Further, you’ll be able to instruct your computer to at least make reasonable guesses about your relationships with people on this basis. Someone who has been to your home for more than twice for a combined total of at least 6 hours with no-one else present besides you and them, for example, has a high probability of being a reasonably close friend. Or a repairman, or similar. But the odd false positive is OK, because the point is not that the computer makes decisions about who you trust for you, just that it applies some sensible filters before allowing you to confirm or deny who you trust. It doesn’t need to bother you with everyone you pass in the street, or even everyone you are in the same building with. Just people who pass certain thresholds. (And of course, if a given person doesn’t pass a threshold, you could still dig them out of the wider log of people who were present at a given place and time, and bump them past it yourself, if you wish.)

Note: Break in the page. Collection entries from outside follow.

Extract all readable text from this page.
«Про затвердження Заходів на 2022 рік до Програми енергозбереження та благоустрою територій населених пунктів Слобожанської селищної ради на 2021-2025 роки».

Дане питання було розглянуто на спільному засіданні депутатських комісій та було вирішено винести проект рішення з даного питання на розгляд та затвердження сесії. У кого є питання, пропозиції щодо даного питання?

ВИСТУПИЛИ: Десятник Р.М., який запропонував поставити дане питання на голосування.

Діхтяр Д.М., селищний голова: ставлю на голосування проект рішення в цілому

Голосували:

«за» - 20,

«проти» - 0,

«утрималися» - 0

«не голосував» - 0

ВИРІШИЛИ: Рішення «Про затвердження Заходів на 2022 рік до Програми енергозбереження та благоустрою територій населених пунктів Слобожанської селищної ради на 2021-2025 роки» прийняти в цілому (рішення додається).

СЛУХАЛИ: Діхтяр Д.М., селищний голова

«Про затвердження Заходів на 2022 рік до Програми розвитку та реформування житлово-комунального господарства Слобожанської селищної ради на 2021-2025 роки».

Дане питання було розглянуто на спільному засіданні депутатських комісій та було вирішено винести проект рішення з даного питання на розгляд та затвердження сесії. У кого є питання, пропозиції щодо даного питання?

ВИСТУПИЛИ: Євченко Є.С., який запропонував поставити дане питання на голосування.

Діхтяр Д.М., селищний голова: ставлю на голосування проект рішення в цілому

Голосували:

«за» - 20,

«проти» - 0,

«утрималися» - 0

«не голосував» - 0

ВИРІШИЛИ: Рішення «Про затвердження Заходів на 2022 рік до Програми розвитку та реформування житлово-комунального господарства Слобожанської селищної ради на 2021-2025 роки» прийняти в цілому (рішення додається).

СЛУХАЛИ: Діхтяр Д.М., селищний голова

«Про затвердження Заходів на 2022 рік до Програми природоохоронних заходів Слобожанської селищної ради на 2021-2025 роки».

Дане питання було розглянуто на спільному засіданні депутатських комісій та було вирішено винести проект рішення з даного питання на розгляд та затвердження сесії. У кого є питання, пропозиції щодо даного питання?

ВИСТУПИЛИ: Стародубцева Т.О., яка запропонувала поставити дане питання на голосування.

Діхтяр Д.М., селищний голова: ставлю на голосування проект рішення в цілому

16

And of course, because everyone’s browser will at least have the option to transparently identify them to the site they’re browsing, we’ll be able to say “on this site, people in my inner circle of trust can see everything, people a step further out can see everything this isn’t about these topics, people a step further can only see things I specifically mark as public, and work colleagues don’t get to see anything, because this about is my personal life” and so on.
Actually, we probably won’t be doing this on a per site basis. We’ll be identifying data we generate, marking it with appropriate access rights, and throwing it into a data cloud for our friends and families to pull down with the tools of their choice. We might well well use the interface of a given website to do that, but increasingly, it’ll be about the data, rather than the site. (Twitter is the obvious excellent example of a site that is all about this. Let’s just skirt past that whole economic-viability problem, shall we?)
I’ve got other lines of thought I want to continue to stretch this metaphor through, but I think they’re starting to veer away from the notion of digital identity management and privacy, so I’ll leave it there for now, and come back to them another time.